O desejo do Santo Padre é de uma linguagem que nunca expresse “o orgulho soberbo do triunfo sobre o inimigo”, nem a humilhação com relação “àqueles que a mentalidade do mundo considera como descartados e perdedores”.

A misericórdia deve, portanto, “oferecer calor a todos aqueles que só conheceram a frieza do juízo”, com um estilo comunicativo, capaz de superar aquela “lógica que separa claramente os pecadores dos justos”.

Se é verdade que é “nossa tarefa admoestar quem erra”, a fim de “libertar as vítimas” do mal e “levantar o caído”, nunca se pode “julgar as pessoas, porque só Deus pode ler profundamente em seus corações” .

A verdade que nos fará livres (cfr. Jo 8, 32) deve ser afirmada “com amor” e acompanhada com palavras de “mansidão e misericórdia” que toquem “os corações de nós, pecadores”. Pelo contrário, “palavras e gestos duros ou moralistas correm o risco de alienar ainda mais aqueles que queremos conduzir à conversão e à liberdade, reforçando-lhes o seu sentimento de negação e de defesa”.

Em seguida, o Papa Francisco desmascara o mito de que “uma visão da sociedade enraizada na misericórdia seja injustificadamente idealista ou excessivamente complacente”.

A verdadeira misericórdia pode ser explicada pelo modo como se vive o amor familiar: “Os pais nos amam e apreciam por aquilo que somos mais do que pelas nossas capacidades e os nossos sucessos – escreve Bergoglio – . Os pais naturalmente querem o melhor para os próprios filhos, mas o amor deles nunca é condicionado pelo cumprimento de metas”. Em uma verdadeira família, em outras palavras, não reina a competição, mas a porta é “sempre aberta” e “busca-se acolher-se mutuamente”.

Há também a “nunca fácil” dimensão da escuta, ou seja, da capacidade de “compartilhar perguntas e dúvidas, de percorrer um caminho lado a lado, de libertar-se de qualquer presunção de onipotência e colocar humildemente as próprias capacidades e os próprios dons a serviço do bem comum”.

Na escuta, explica o Pontífice, “realiza-se uma espécie de martírio, um sacrifício de si mesmo” que, no entanto, envolve “uma graça imensa”, portanto, é “um dom que é necessário invocar para depois exercitar-se em praticá-lo”.

Entrando no debate nas redes sociais e nas novas mídias, o Santo Padre recordou que “não é a tecnologia que determina se a comunicação é autêntica ou não, mas o coração do homem e a sua capacidade de fazer bom uso dos meios à sua disposição”.

Dependendo de como se utilizam, as redes sociais podem “favorecer as relações e promover o bem da sociedade” ou, pelo contrário, “levar a uma maior polarização e divisão entre as pessoas e os grupos.

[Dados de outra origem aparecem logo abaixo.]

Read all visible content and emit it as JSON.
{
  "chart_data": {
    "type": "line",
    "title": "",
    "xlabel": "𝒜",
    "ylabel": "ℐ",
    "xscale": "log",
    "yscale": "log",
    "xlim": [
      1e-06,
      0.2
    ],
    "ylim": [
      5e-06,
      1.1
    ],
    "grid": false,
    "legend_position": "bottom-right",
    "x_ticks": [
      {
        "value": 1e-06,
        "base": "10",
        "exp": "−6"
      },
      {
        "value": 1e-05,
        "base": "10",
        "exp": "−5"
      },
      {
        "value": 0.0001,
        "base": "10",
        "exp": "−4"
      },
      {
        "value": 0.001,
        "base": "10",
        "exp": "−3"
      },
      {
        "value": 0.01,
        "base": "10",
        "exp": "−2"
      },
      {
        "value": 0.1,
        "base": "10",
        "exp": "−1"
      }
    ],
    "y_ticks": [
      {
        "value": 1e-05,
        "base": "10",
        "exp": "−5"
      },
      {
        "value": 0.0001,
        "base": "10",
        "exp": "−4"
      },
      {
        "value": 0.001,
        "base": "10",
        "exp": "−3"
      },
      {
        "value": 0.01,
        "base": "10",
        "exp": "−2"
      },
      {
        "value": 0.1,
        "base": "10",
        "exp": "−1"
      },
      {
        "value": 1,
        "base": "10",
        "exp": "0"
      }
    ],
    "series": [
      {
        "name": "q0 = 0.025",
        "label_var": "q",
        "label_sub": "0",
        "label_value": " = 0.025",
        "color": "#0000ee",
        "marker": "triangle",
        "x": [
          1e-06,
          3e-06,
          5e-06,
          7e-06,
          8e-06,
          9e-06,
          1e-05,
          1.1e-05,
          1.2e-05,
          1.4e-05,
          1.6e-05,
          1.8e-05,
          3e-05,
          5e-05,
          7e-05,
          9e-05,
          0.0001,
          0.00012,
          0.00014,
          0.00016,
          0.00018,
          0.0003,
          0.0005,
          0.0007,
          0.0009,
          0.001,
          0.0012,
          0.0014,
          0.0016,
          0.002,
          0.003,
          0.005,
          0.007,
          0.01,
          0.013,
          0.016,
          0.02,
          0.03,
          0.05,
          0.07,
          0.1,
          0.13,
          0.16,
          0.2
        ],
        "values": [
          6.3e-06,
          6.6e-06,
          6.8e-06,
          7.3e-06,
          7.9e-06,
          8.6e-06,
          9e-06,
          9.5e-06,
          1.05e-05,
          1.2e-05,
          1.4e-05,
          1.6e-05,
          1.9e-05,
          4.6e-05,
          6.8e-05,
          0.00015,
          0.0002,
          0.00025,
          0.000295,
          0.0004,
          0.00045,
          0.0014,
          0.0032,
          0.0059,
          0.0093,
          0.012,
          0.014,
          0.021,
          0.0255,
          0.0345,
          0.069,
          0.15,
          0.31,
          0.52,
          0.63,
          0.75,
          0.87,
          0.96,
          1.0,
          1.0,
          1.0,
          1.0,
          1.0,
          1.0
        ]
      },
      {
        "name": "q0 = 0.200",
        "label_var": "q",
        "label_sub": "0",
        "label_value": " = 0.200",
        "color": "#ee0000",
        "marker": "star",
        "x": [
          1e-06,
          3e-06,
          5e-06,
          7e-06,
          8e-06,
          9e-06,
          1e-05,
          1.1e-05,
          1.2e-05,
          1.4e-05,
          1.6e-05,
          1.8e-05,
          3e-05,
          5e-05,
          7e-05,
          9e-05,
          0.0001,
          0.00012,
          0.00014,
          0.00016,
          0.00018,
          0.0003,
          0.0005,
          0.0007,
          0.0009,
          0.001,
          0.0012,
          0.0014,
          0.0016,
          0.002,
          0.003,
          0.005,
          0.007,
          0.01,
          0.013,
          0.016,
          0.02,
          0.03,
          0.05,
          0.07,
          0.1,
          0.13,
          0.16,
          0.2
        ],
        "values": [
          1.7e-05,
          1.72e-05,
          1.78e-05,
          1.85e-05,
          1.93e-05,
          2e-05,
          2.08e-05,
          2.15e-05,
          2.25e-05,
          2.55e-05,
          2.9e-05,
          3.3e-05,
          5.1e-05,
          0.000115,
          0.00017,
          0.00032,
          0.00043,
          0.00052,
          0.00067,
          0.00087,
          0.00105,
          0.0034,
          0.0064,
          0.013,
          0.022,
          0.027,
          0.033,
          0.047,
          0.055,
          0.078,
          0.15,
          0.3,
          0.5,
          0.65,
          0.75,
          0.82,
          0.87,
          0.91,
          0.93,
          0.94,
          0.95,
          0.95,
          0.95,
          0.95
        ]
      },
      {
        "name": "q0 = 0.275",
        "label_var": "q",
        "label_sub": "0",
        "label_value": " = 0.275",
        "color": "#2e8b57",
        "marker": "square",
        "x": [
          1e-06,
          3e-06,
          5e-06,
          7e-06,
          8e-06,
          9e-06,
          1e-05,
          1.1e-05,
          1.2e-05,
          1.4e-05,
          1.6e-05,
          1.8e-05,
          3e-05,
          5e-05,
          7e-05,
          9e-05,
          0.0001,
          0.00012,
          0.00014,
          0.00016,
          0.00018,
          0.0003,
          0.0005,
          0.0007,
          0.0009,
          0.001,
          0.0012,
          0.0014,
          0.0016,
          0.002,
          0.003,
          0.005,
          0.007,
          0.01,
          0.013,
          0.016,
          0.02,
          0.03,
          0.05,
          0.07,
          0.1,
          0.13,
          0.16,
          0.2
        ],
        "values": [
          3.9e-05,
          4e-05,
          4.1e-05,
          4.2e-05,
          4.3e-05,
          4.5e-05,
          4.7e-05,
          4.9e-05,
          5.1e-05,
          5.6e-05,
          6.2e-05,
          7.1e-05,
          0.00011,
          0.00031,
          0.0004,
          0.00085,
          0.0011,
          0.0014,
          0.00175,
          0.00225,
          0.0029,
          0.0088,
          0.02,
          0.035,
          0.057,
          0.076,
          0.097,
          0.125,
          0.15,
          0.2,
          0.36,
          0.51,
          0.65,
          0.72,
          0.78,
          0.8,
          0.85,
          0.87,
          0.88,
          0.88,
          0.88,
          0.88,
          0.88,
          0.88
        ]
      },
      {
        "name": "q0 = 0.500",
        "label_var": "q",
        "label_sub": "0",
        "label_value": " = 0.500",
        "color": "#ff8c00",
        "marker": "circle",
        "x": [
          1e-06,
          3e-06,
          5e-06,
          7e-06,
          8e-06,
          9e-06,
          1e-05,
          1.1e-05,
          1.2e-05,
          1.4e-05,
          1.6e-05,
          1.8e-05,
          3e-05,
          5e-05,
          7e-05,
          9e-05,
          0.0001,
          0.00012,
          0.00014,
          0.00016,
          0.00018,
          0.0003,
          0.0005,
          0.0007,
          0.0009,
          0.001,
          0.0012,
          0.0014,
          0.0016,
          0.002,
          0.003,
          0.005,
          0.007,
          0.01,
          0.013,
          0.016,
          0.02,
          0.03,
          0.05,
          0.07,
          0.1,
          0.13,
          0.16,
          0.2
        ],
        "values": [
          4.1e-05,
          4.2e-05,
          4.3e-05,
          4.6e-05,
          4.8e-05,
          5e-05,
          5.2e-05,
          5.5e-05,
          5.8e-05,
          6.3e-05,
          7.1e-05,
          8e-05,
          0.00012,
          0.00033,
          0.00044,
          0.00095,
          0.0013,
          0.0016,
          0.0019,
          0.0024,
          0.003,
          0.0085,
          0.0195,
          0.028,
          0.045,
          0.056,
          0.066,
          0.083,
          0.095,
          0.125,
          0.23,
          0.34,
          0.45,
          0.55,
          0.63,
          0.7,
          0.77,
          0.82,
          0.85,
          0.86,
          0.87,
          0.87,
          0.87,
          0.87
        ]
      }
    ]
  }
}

O ambiente digital – continua o Papa – é uma praça, um lugar de encontro, onde é possível acariciar ou ferir, ter uma discussão útil ou um linchamento moral”.

Mesmo em redes digitais pode se construir uma “verdadeira cidadania” e uma “sociedade saudável e aberta à partilha”: isso implica “uma responsabilidade com o outro, que não vemos mas que é real, tem a sua dignidade que deve ser respeitada”.

Concretizando o tema da Jornada Mundial, Francisco insiste que “o encontro entra a comunicação e a misericórdia é fecundo na medida em que gera uma proximidade que se preocupa, conforta, cura, acompanha e celebra”.

O Santo Padre conclui, então, a Mensagem recordando o quanto “em um mundo dividido, fragmentado, polarizado”, comunicando “com misericórdia” seja possível “contribuir para a boa, livre e solidária proximidade entre os filhos de Deus e irmão na humanidade”.